Health information exchanges, organizations aiming to help healthcare providers overcome technical and social obstacles to interoperability, have made progress after a rocky start.
Washington said that as recently as January in his own emergency room medical practice he was able to electronically access patient information from certain healthcare providers, but with another, “a hospital just down the street,” he still had to rely on a fax to get the records he needed.
“Our general approach is to make the information available when and where the patients need it,” Washington said. “There's an opportunity to do more and do it more broadly.”
Washington became the sixth head of the ONC on Aug. 12, replacing Dr. Karen DeSalvo, who gave up one of her two hats to focus during the remaining months of Obama's second term on her duties as acting assistant secretary for health.
Washington said the ONC will continue its pivot away from EHR adoption to interoperability, noting that 98% of hospitals and three-fourths of office-based physicians have EHR systems, “a place that's quite frankly astounding” given the low levels of their use before the federal government stepped in and paid providers ($35.1 billion so far) to buy and “meaningfully use” them.
Washington said the ONC's work in information-sharing is “foundational” to three key administration programs to improve healthcare—payment reform, the cancer “moon shot” led by Vice President Joe Biden and the Precision Medicine Initiative overseen by the National Institutes of Health.

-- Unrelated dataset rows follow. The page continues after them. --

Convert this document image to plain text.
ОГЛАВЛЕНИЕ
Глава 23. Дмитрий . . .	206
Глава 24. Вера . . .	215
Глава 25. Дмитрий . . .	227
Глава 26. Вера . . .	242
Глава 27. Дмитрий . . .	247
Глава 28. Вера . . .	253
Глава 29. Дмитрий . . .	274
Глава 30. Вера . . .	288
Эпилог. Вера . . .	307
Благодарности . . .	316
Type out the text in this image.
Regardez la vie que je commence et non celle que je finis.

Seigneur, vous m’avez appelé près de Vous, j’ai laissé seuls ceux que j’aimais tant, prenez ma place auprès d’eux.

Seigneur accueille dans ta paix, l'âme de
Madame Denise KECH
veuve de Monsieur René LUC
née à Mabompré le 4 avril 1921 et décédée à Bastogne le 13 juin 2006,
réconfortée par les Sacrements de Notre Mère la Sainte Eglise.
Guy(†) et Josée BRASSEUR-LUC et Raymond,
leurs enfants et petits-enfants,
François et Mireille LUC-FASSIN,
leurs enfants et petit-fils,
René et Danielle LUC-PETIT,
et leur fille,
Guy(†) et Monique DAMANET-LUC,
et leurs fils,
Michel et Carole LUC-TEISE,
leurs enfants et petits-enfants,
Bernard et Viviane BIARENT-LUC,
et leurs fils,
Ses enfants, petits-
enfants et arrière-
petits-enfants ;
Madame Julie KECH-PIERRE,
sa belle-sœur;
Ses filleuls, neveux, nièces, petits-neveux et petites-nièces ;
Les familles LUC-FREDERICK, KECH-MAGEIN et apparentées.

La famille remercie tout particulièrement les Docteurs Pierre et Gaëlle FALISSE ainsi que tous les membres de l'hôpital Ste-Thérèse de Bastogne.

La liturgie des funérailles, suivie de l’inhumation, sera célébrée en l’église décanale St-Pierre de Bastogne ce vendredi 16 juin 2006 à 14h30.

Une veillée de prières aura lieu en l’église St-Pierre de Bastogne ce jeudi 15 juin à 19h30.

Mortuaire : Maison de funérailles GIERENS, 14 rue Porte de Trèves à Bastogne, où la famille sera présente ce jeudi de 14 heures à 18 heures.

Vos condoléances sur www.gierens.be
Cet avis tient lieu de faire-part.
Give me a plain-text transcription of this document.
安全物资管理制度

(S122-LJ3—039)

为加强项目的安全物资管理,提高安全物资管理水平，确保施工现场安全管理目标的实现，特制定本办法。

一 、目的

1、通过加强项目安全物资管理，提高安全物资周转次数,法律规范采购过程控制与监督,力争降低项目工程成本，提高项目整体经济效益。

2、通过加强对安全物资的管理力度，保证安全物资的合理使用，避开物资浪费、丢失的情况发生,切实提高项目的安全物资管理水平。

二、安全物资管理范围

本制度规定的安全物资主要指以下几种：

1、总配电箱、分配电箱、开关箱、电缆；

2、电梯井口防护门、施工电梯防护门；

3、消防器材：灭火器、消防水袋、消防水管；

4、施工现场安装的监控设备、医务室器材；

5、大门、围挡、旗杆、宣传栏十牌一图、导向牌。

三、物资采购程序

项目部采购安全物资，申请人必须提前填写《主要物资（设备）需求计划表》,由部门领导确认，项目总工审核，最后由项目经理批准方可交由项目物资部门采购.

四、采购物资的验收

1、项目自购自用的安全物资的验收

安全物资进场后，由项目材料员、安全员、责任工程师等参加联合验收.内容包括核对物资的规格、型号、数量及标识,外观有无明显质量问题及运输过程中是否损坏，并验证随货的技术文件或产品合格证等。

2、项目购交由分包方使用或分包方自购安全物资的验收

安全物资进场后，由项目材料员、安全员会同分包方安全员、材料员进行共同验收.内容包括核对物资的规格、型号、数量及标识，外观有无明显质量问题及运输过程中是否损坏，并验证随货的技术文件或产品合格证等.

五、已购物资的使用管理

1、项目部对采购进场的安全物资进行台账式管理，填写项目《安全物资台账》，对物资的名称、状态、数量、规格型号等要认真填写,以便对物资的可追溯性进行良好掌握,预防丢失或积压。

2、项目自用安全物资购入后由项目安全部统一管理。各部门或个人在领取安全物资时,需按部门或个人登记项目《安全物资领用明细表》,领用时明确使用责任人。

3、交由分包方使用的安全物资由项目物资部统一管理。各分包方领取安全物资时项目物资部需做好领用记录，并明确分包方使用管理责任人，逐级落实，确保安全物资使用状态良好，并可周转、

The ONC is “leaning in” to explore the potential of Fast Healthcare Interoperability Resources, an interoperability protocol overseen by Health Level Seven, a healthcare standards development organization. FHIR (pronounced "fire") relies on application programming interfaces, or APIs, to pull data from existing EHR systems.
Washington specifically called out an ONC-supported mobile app development project—Substitutable Medical Apps, Reusable Technology, or SMART, at Boston Children's Hospital—that's using FHIR to create tools for the Precision Medicine Initiative.
“Folks continue to believe there's great promise in the FHIR API,” Washington said. “We're pleased that that innovation is going on, and we're watching their progress.”